Deterministic quantum imaginary-time method finds accurate ground states in a 2D Z2 lattice gauge model (small systems)
This paper tests a quantum algorithmic approach to prepare the lowest-energy state of a two-dimensional Z2 lattice gauge theory. The authors apply a deterministic quantum imaginary-time evolution (QITE) method and adapt it so the algorithm respects the model's local gauge constraints (Gauss's law). They then check how well the method works by running classical, noiseless simulations and comparing to established numerical methods.
At the algorithmic level they generalize a construction of Pauli operators that commute with Gauss's law to arbitrary supports. These Pauli operators form the building blocks of the QITE unitary approximation. Deterministic QITE approximates non-unitary imaginary-time evolution by a sequence of unitary evolutions built from Pauli strings. The coefficients of those Pauli strings are found by solving a linear equation. The authors use a second-order Suzuki-Trotter decomposition to split the total evolution into many small steps and then approximate each small imaginary-time piece by a real-time unitary.

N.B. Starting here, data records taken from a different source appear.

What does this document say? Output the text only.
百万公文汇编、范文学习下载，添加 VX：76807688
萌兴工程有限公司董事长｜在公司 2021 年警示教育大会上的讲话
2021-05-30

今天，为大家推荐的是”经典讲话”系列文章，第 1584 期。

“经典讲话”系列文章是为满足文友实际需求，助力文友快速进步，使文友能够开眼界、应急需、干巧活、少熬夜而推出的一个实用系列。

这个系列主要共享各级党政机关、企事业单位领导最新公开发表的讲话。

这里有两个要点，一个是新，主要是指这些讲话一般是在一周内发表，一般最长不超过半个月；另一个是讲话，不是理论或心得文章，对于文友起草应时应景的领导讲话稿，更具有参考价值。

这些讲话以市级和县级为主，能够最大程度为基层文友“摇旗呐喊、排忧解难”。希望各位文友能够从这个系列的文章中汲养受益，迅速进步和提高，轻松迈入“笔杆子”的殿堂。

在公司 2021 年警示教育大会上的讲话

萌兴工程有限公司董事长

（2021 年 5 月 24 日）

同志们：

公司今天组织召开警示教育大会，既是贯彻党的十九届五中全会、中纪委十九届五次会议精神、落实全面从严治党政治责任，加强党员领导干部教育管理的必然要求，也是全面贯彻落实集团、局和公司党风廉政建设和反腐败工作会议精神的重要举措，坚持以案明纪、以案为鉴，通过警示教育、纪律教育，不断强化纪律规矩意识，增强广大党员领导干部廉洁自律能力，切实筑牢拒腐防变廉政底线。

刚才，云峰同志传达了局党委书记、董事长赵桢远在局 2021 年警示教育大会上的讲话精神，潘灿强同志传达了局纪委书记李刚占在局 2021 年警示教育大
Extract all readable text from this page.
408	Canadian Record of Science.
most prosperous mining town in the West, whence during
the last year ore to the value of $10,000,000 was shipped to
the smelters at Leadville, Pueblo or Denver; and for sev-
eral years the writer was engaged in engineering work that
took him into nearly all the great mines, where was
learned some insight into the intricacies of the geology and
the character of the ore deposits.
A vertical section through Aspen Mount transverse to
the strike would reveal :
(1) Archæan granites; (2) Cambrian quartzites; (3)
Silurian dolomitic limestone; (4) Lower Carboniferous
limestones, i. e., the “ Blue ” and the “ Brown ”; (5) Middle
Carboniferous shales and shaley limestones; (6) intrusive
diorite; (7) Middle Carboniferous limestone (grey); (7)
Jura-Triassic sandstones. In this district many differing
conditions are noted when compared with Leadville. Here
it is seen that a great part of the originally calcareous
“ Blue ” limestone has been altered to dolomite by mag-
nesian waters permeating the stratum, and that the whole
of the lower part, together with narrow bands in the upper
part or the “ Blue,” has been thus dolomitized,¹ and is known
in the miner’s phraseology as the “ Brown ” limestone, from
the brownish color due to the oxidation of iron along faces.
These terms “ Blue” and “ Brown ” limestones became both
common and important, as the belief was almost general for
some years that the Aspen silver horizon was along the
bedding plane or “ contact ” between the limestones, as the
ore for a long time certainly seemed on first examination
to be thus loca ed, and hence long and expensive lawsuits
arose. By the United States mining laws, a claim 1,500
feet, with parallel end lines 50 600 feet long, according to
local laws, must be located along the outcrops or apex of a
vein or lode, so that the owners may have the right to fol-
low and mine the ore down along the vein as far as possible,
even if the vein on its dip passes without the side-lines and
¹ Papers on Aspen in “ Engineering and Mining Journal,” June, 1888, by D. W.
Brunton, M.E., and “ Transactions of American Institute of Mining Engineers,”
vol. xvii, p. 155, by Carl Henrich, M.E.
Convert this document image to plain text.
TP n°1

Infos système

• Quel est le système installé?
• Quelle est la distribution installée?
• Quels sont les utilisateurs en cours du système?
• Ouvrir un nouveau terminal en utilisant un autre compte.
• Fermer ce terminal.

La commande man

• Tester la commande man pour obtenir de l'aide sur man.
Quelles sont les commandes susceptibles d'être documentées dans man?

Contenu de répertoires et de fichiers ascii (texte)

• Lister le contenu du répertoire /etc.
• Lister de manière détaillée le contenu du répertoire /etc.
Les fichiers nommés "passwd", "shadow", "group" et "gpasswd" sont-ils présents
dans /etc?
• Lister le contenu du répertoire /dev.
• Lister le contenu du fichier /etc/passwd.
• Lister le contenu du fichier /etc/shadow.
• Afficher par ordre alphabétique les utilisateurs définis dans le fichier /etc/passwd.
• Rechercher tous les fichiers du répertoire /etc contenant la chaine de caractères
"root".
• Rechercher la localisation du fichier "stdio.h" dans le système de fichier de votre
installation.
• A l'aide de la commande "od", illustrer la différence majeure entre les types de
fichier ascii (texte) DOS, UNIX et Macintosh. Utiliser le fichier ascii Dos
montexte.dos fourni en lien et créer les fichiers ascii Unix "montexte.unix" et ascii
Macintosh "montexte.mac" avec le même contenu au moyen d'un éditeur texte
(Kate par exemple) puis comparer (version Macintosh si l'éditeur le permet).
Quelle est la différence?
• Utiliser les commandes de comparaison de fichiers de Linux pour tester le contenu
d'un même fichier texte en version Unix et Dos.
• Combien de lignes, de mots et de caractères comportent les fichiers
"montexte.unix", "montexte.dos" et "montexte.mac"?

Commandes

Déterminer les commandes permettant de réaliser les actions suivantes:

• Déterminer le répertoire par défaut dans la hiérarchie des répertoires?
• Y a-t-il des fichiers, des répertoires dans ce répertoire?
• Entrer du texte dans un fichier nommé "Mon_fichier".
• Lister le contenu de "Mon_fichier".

For testing, the authors ran classical simulations with tensor-network techniques and compared the results to density matrix renormalization group (DMRG) and to a Suzuki-Trotterized imaginary-time evolution without the unitary approximation. They focused on a ladder-like two-dimensional geometry (two links in the vertical direction) and varied the system size in the horizontal direction and the coupling strength. In the regime they studied, deterministic QITE reached a relative energy error below 0.1 percent for systems up to twelve plaquettes. They also investigated how the error depends on the number of time steps.
Why this matters: preparing ground states is a key step for using lattice gauge models to study quantum phases and dynamics. Making the QITE procedure gauge-invariant by restricting to Pauli operators that commute with Gauss's law both preserves the physical symmetry and cuts the number of measurements and quantum gates needed. The paper shows that, for modest two-dimensional systems and the chosen geometry, deterministic QITE can be highly accurate when implemented idealistically.